The NFL is of course a private entity, and requiring players to stand for the anthem isn't a First Amendment violation. But as National Review's David French points out in a terrific New York Times op-ed piece, Google, Mozilla, and Yale are all private too. Yet conservatives see nothing wrong with bemoaning these entities' internal crackdowns on speech. Indeed, concern that social media giants like Facebook and Twitter are censoring conservatives is now a major concern for the right. There was even a panel discussion about it at this year's Conservative Political Action Conference.
Middlebury College shouldn't sit idly by while students literally attack Charles Murray, and Twitter shouldn't scrub all non-leftist views from its platform. They shouldn't do those things because they have made commitments to the spirit of the First Amendment. They say free speech matters to them, and it is perfectly fair for conservatives to hold their feet to the fire when they fall short of those commitments.
But conservatives are being brazenly hypocritical when they celebrate the NFL's decision to muzzle its players. The NFL might not have made any commitment to free expression, but its players were engaged in one of the most civil and least disruptive forms of protest imaginable. Saying that simply kneeling for the national anthem is so offensive that it must be confined to the locker room or banned outright reflects the same hypersensitivity that plagues the social justice left.
Ironically, the best defense of the NFL's new protest ban is an argument most often put forward by leftists who defend disinvitations and shut-downs of offensive speakers on campus. I have frequently seen the following XKCD cartoon posted in response to such incidents:
Guys. The NFL ban on kneeling is absolutely awful and I hate it. It is anti free speech.

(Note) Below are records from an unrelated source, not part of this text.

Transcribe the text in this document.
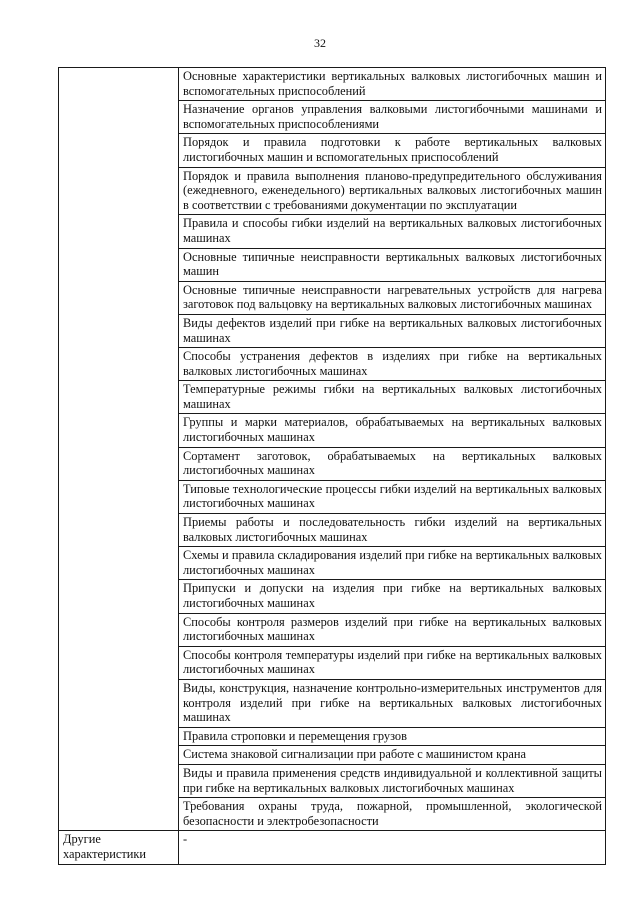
32
	Основные характеристики вертикальных валковых листогибочных машин и вспомогательных приспособлений
	Назначение органов управления валковыми листогибочными машинами и вспомогательных приспособлениями
	Порядок и правила подготовки к работе вертикальных валковых листогибочных машин и вспомогательных приспособлений
	Порядок и правила выполнения планово-предупредительного обслуживания (ежедневного, еженедельного) вертикальных валковых листогибочных машин в соответствии с требованиями документации по эксплуатации
	Правила и способы гибки изделий на вертикальных валковых листогибочных машинах
	Основные типичные неисправности вертикальных валковых листогибочных машин
	Основные типичные неисправности нагревательных устройств для нагрева заготовок под вальцовку на вертикальных валковых листогибочных машинах
	Виды дефектов изделий при гибке на вертикальных валковых листогибочных машинах
	Способы устранения дефектов в изделиях при гибке на вертикальных валковых листогибочных машинах
	Температурные режимы гибки на вертикальных валковых листогибочных машинах
	Группы и марки материалов, обрабатываемых на вертикальных валковых листогибочных машинах
	Сортамент заготовок, обрабатываемых на вертикальных валковых листогибочных машинах
	Типовые технологические процессы гибки изделий на вертикальных валковых листогибочных машинах
	Приемы работы и последовательность гибки изделий на вертикальных валковых листогибочных машинах
	Схемы и правила складирования изделий при гибке на вертикальных валковых листогибочных машинах
	Припуски и допуски на изделия при гибке на вертикальных валковых листогибочных машинах
	Способы контроля размеров изделий при гибке на вертикальных валковых листогибочных машинах
	Способы контроля температуры изделий при гибке на вертикальных валковых листогибочных машинах
	Виды, конструкция, назначение контрольно-измерительных инструментов для контроля изделий при гибке на вертикальных валковых листогибочных машинах
	Правила строповки и перемещения грузов
	Система знаковой сигнализации при работе с машинистом крана
	Виды и правила применения средств индивидуальной и коллективной защиты при гибке на вертикальных валковых листогибочных машинах
	Требования охраны труда, пожарной, промышленной, экологической безопасности и электробезопасности
Другие характеристики	-
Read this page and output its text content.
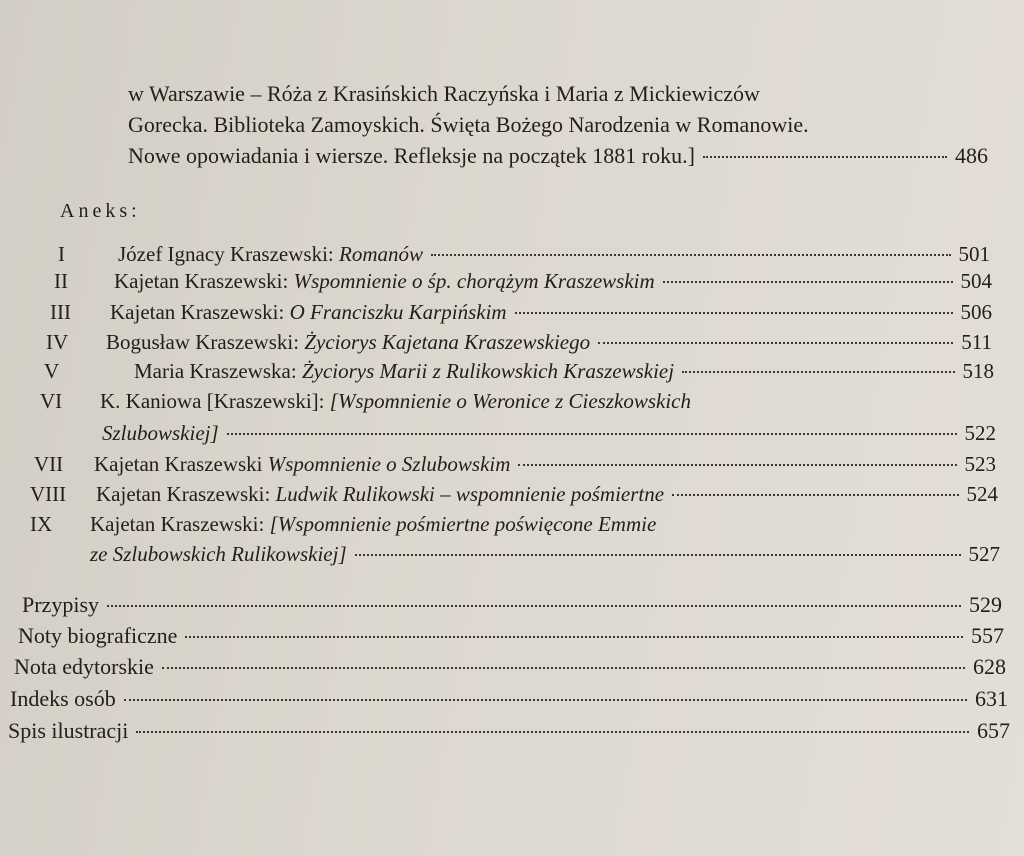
w Warszawie – Róża z Krasińskich Raczyńska i Maria z Mickiewiczów
Gorecka. Biblioteka Zamoyskich. Święta Bożego Narodzenia w Romanowie.
Nowe opowiadania i wiersze. Refleksje na początek 1881 roku.]	486
Aneks:
I	Józef Ignacy Kraszewski: Romanów	501
II	Kajetan Kraszewski: Wspomnienie o śp. chorążym Kraszewskim	504
III	Kajetan Kraszewski: O Franciszku Karpińskim	506
IV	Bogusław Kraszewski: Życiorys Kajetana Kraszewskiego	511
V	Maria Kraszewska: Życiorys Marii z Rulikowskich Kraszewskiej	518
VI	K. Kaniowa [Kraszewski]: [Wspomnienie o Weronice z Cieszkowskich
Szlubowskiej]	522
VII	Kajetan Kraszewski Wspomnienie o Szlubowskim	523
VIII	Kajetan Kraszewski: Ludwik Rulikowski – wspomnienie pośmiertne	524
IX	Kajetan Kraszewski: [Wspomnienie pośmiertne poświęcone Emmie
ze Szlubowskich Rulikowskiej]	527
Przypisy	529
Noty biograficzne	557
Nota edytorskie	628
Indeks osób	631
Spis ilustracji	657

It is also 100% in line with the "showing you the door" attitude on free speech you've been pushing the last several years.
Please think hard about that. pic.twitter.com/M8tr47xTnK
— PoliMath (@politicalmath) May 24, 2018
The government was partly involved in the NFL case, since Trump's displeasure was a motivating factor. But there's little doubt the league was also trying to appease some viewers who were uncomfortable with the players' protests. This is what comes from defending a safe-space mentality: more safe spaces, and not just on the campus quad but in football stadiums as well.